The following table describes the expenses of Vanguard and VMC that are incurred by the Funds. Amounts captioned “Management and Administrative Expenses” include a Fund's allocated share of expenses associated with the management, administrative, and transfer agency services Vanguard provides to the Vanguard funds. Amounts captioned “Marketing and Distribution Expenses” include a Fund's allocated share of expenses associated with the marketing and distribution activities that VMC conducts on behalf of the Vanguard funds.
As is the case with all mutual funds, transaction costs incurred by the Funds for buying and selling securities are not reflected in the table. Annual Shared Fund Operating Expenses are based on expenses incurred in the fiscal years ended September 30, 2018, 2019, and 2020, and are presented as a percentage of each Fund's average month-end net assets.
Annual Shared Fund Operating Expenses
(Shared Expenses Deducted From Fund Assets)
Vanguard Fund
2018
2019
2020
Vanguard Core Bond Fund
 
 
 
Management and Administrative Expenses
0.12%
0.10%
0.10%
Marketing and Distribution Expenses
0.01 
0.01 
0.01 
Vanguard Emerging Markets Bond Fund
 
 
 
Management and Administrative Expenses
0.43%
0.43%
0.45%
Marketing and Distribution Expenses
Less than 0.01 
0.01 
0.01 
Vanguard Institutional Intermediate-Term Bond Fund
 
 
 
Management and Administrative Expenses
0.02%
0.02%
0.02%
Marketing and Distribution Expenses
Less than 0.01 
Less than 0.01 
Less than 0.01 
Vanguard Institutional Short-Term Bond Fund
 
 
 
Management and Administrative Expenses
0.02%
0.02%
0.02%
Marketing and Distribution Expenses
Less than 0.01 
Less than 0.01 
Less than 0.01 
Vanguard Short-Term Inflation-Protected Securities Index Fund
 
 
 
Management and Administrative Expenses
0.06%
0.06%
0.06%
Marketing and Distribution Expenses
0.01 
0.01 
0.01 
Vanguard U.S. Value Fund
 
 
 
Management and Administrative Expenses
0.20%
0.20%
0.20%
Marketing and Distribution Expenses
0.02 
0.01 
0.01 
Officers and Trustees
Each Vanguard fund is governed by the board of trustees of its trust and a single set of officers. Consistent with the board’s corporate governance principles, the trustees believe that their primary responsibility is oversight of the management of each fund for the benefit of its shareholders, not day-to-day management. The trustees set broad policies for the funds; select investment advisors; monitor fund operations, regulatory compliance, performance, and costs; nominate and select new trustees; and elect fund officers. Vanguard manages the day-to-day operations of the funds under the direction of the board of trustees.

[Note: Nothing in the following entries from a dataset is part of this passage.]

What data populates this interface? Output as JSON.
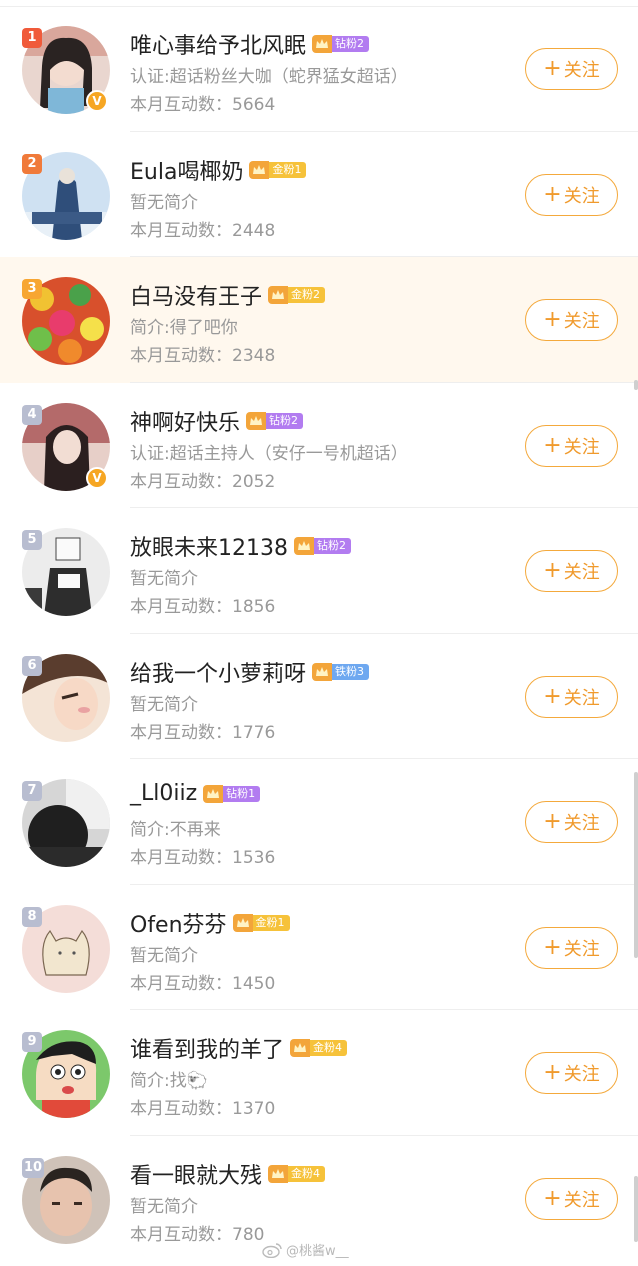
{
  "follow_label": "关注",
  "users": [
    {
      "rank": "1",
      "name": "唯心事给予北风眠",
      "fan_label": "钻粉2",
      "fan_type": "diamond",
      "desc": "认证:超话粉丝大咖（蛇界猛女超话）",
      "count": "本月互动数：5664",
      "verified": true,
      "rank_color": "#f05a3a",
      "avatar": "girl-photo"
    },
    {
      "rank": "2",
      "name": "Eula喝椰奶",
      "fan_label": "金粉1",
      "fan_type": "gold",
      "desc": "暂无简介",
      "count": "本月互动数：2448",
      "verified": false,
      "rank_color": "#f07a3a",
      "avatar": "sky-figure"
    },
    {
      "rank": "3",
      "name": "白马没有王子",
      "fan_label": "金粉2",
      "fan_type": "gold",
      "desc": "简介:得了吧你",
      "count": "本月互动数：2348",
      "verified": false,
      "rank_color": "#f7a632",
      "avatar": "candy-pile"
    },
    {
      "rank": "4",
      "name": "神啊好快乐",
      "fan_label": "钻粉2",
      "fan_type": "diamond",
      "desc": "认证:超话主持人（安仔一号机超话）",
      "count": "本月互动数：2052",
      "verified": true,
      "rank_color": "#b8bdd0",
      "avatar": "girl-dark-hair"
    },
    {
      "rank": "5",
      "name": "放眼未来12138",
      "fan_label": "钻粉2",
      "fan_type": "diamond",
      "desc": "暂无简介",
      "count": "本月互动数：1856",
      "verified": false,
      "rank_color": "#b8bdd0",
      "avatar": "box-head-figure"
    },
    {
      "rank": "6",
      "name": "给我一个小萝莉呀",
      "fan_label": "铁粉3",
      "fan_type": "iron",
      "desc": "暂无简介",
      "count": "本月互动数：1776",
      "verified": false,
      "rank_color": "#b8bdd0",
      "avatar": "anime-face"
    },
    {
      "rank": "7",
      "name": "_Ll0iiz",
      "fan_label": "钻粉1",
      "fan_type": "diamond",
      "desc": "简介:不再来",
      "count": "本月互动数：1536",
      "verified": false,
      "rank_color": "#b8bdd0",
      "avatar": "dark-photo"
    },
    {
      "rank": "8",
      "name": "Ofen芬芬",
      "fan_label": "金粉1",
      "fan_type": "gold-plain",
      "desc": "暂无简介",
      "count": "本月互动数：1450",
      "verified": false,
      "rank_color": "#b8bdd0",
      "avatar": "cat-doodle"
    },
    {
      "rank": "9",
      "name": "谁看到我的羊了",
      "fan_label": "金粉4",
      "fan_type": "gold",
      "desc": "简介:找🐑",
      "count": "本月互动数：1370",
      "verified": false,
      "rank_color": "#b8bdd0",
      "avatar": "cartoon-boy"
    },
    {
      "rank": "10",
      "name": "看一眼就大残",
      "fan_label": "金粉4",
      "fan_type": "gold-plain",
      "desc": "暂无简介",
      "count": "本月互动数：780",
      "verified": false,
      "rank_color": "#b8bdd0",
      "avatar": "face-photo"
    }
  ],
  "watermark": "@桃酱w__",
  "colors": {
    "diamond": "#b27cf0",
    "gold": "#f6c23a",
    "iron": "#6ea8f0",
    "follow": "#f09a2c",
    "highlight_bg": "#fff8ee"
  }
}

The trustees play an active role, as a full board and at the committee level, in overseeing risk management for the funds. The trustees delegate the day-to-day risk management of the funds to various groups, including portfolio review, investment management, risk management, compliance, legal, fund accounting, and fund financial services. These groups provide the trustees with regular reports regarding investment, valuation, liquidity, and compliance, as well as the risks associated with each. The trustees also oversee risk management for the funds through regular interactions with the funds’ internal and external auditors.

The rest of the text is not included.